An early example of this cooperation was the referral last week by Ofgem of the UK energy sector to a Phase 2 market inquiry, following a three-way joint study by Ofgem, the OFT and the nascent CMA.
Of course, other countries have taken a different institutional approach and have chosen to merge sector regulators with the competition authority. That has not been the UK government’s approach, and as someone who has experience of both sector regulation and competition I believe they were right: I think that merger would have given to one agency too great a range and power. That is particularly the case in the UK context, since the CMA inherits certain of the OFT’s consumer duties and powers, and we see considerable advantage to being a combined competition and consumer agency. But what it means is that we have an interesting experiment, and no doubt we will examine at future Chatham House conferences which approach has proved more successful.
The CMA’s international work
That takes me to the international dimension of the CMA’s work. Our predecessor bodies took their international work very seriously, both cooperating with other agencies where appropriate, working through the international competition networks (ECN, ICN and OECD), and helping to build capacity in other, particularly new, agencies around the world.
The CMA will be equally committed to this international agenda. Indeed our primary duty in the new legislation reads as follows: ’The CMA must seek to promote competition, both within and outside the UK, for the benefit of consumers’. I was mildly surprised when I first read this by the ‘outside the UK’ and the plain ‘consumers’ rather than ‘UK consumers’, and surprised that the parliamentary scrutiny left this phrasing untouched. Of course, it doesn’t mean that the CMA will be muscling in on the work of other agencies represented in this room; nor is it some imperialist throw-back. But what it does do is give full legitimacy to all dimensions of our international work, and we will be keen to pursue those in cooperation with other agencies.

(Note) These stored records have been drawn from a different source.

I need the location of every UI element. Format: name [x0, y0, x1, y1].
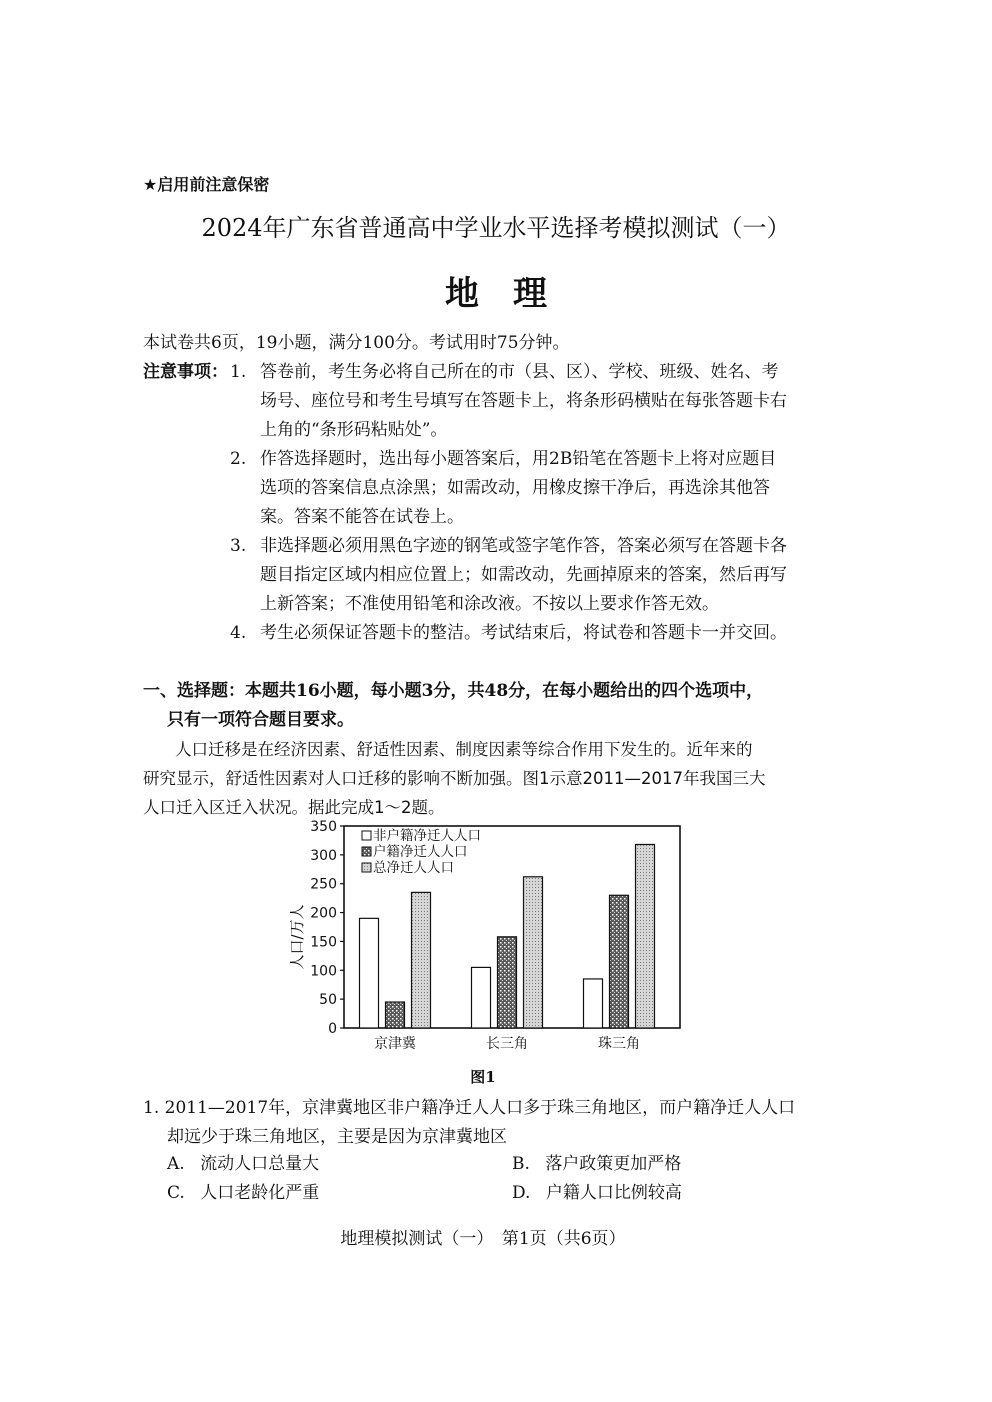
question-stem-line-1: 1. 2011—2017年，京津冀地区非户籍净迁人人口多于珠三角地区，而户籍净迁人人口	[143, 1098, 796, 1118]
option-text: 流动人口总量大	[200, 1154, 320, 1174]
y-tick-label: 350	[310, 819, 337, 835]
bar	[472, 967, 491, 1028]
notice-item-1	[230, 358, 830, 445]
question-1	[143, 1094, 843, 1152]
notice-label: 注意事项：	[143, 362, 228, 382]
figure-caption: 图1	[470, 1068, 496, 1086]
bar	[360, 918, 379, 1028]
y-axis-label: 人口/万人	[288, 904, 306, 970]
notice-line: 上新答案；不准使用铅笔和涂改液。不按以上要求作答无效。	[260, 594, 719, 614]
section-line-2: 只有一项符合题目要求。	[167, 710, 354, 730]
y-tick-label: 300	[310, 847, 337, 864]
notice-line: 上角的“条形码粘贴处”。	[260, 420, 448, 440]
bar	[412, 892, 431, 1028]
option-a[interactable]	[167, 1150, 319, 1179]
section-heading	[143, 677, 843, 735]
confidential-notice: ★启用前注意保密	[143, 175, 270, 194]
notice-line: 选项的答案信息点涂黑；如需改动，用橡皮擦干净后，再选涂其他答	[260, 478, 770, 498]
option-text: 落户政策更加严格	[545, 1154, 682, 1174]
option-d[interactable]	[512, 1179, 682, 1208]
y-tick-label: 250	[310, 876, 337, 893]
bar	[610, 895, 629, 1028]
passage-line-1: 人口迁移是在经济因素、舒适性因素、制度因素等综合作用下发生的。近年来的	[175, 740, 753, 759]
passage-line-3: 人口迁入区迁入状况。据此完成1～2题。	[143, 798, 445, 817]
question-stem-line-2: 却远少于珠三角地区，主要是因为京津冀地区	[167, 1127, 507, 1147]
exam-title: 2024年广东省普通高中学业水平选择考模拟测试（一）	[201, 214, 791, 242]
subject-title: 地理	[445, 274, 581, 314]
page-footer: 地理模拟测试（一） 第1页（共6页）	[340, 1229, 626, 1249]
notice-number: 1.	[230, 362, 247, 382]
legend-label: 户籍净迁人人口	[373, 844, 468, 860]
bar	[584, 979, 603, 1028]
notice-number: 3.	[230, 536, 247, 556]
legend-swatch	[362, 847, 371, 856]
passage-line-2: 研究显示，舒适性因素对人口迁移的影响不断加强。图1示意2011—2017年我国三大	[143, 769, 766, 788]
notice-number: 2.	[230, 449, 247, 469]
option-c[interactable]	[167, 1179, 319, 1208]
legend-swatch	[362, 831, 371, 840]
option-key: A.	[167, 1154, 185, 1174]
legend-label: 总净迁人人口	[373, 860, 454, 876]
option-key: D.	[512, 1183, 531, 1203]
y-tick-label: 0	[328, 1021, 337, 1037]
x-category-label: 长三角	[486, 1036, 528, 1052]
notice-item-4	[230, 619, 830, 648]
option-b[interactable]	[512, 1150, 681, 1179]
notice-line: 非选择题必须用黑色字迹的钢笔或签字笔作答，答案必须写在答题卡各	[260, 536, 787, 556]
notice-item-2	[230, 445, 830, 532]
bar	[498, 937, 517, 1028]
x-category-label: 京津冀	[374, 1036, 416, 1052]
legend-swatch	[362, 863, 371, 872]
notice-line: 场号、座位号和考生号填写在答题卡上，将条形码横贴在每张答题卡右	[260, 391, 787, 411]
notice-item-3	[230, 532, 830, 619]
notice-line: 作答选择题时，选出每小题答案后，用2B铅笔在答题卡上将对应题目	[260, 449, 777, 469]
y-tick-label: 200	[310, 905, 337, 922]
bar	[636, 844, 655, 1028]
option-key: C.	[167, 1183, 185, 1203]
exam-intro: 本试卷共6页，19小题，满分100分。考试用时75分钟。	[143, 333, 570, 353]
notice-line: 考生必须保证答题卡的整洁。考试结束后，将试卷和答题卡一并交回。	[260, 623, 787, 643]
y-tick-label: 150	[310, 934, 337, 951]
bar	[524, 877, 543, 1028]
notice-line: 案。答案不能答在试卷上。	[260, 507, 464, 527]
notice-line: 答卷前，考生务必将自己所在的市（县、区）、学校、班级、姓名、考	[260, 362, 779, 382]
bar	[386, 1002, 405, 1028]
option-text: 户籍人口比例较高	[545, 1183, 682, 1203]
population-chart	[280, 818, 700, 1063]
y-tick-label: 100	[310, 963, 337, 980]
legend-label: 非户籍净迁人人口	[373, 828, 481, 844]
option-key: B.	[512, 1154, 530, 1174]
notice-line: 题目指定区域内相应位置上；如需改动，先画掉原来的答案，然后再写	[260, 565, 787, 585]
y-tick-label: 50	[319, 992, 337, 1009]
section-line-1: 一、选择题：本题共16小题，每小题3分，共48分，在每小题给出的四个选项中，	[143, 681, 764, 701]
reading-passage	[143, 735, 843, 822]
x-category-label: 珠三角	[598, 1036, 640, 1052]
option-text: 人口老龄化严重	[200, 1183, 320, 1203]
notice-number: 4.	[230, 623, 247, 643]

That international cooperation is crucial for the obvious reason that businesses operate internationally across national borders and jurisdictions, and it is important that competition law is applied as consistently as possible. Hence the criticality of the work of the ECN, ICN and OECD aimed at convergence of competition law and its applications and to establish international standards where possible. That has proved easier in some areas, such as cartels and mergers, than in others, such as unilateral conduct, though the recent ICN guidelines on predatory pricing represent an important step forward. Where convergence proves impossible to reach, then “informed divergence” (as John Fingleton, the former OFT Chief Executive, dubbed it) is the next best thing.
International cooperation in this area matters because it has wide ramifications. The empirical evidence is that effective competition is good for productivity, growth and innovation. That linkage is given even greater salience by the prospects of sluggish growth in many parts of the world because of the aftermath of the financial crisis and the overhang of debt. That is why a key strategic imperative for the CMA is to extend competition frontiers into newly emerging markets, notably online and public markets such as health and education. What we have been debating today matters for the well-being of our consumers and citizens. And that is why conferences of this calibre are so important in promoting the formal and informal linkages that will make that cooperation real. It is our ambition to be among the leading competition and consumer agencies in the world, so you can be sure that the CMA will be a very active participant and contributor on the international competition stage.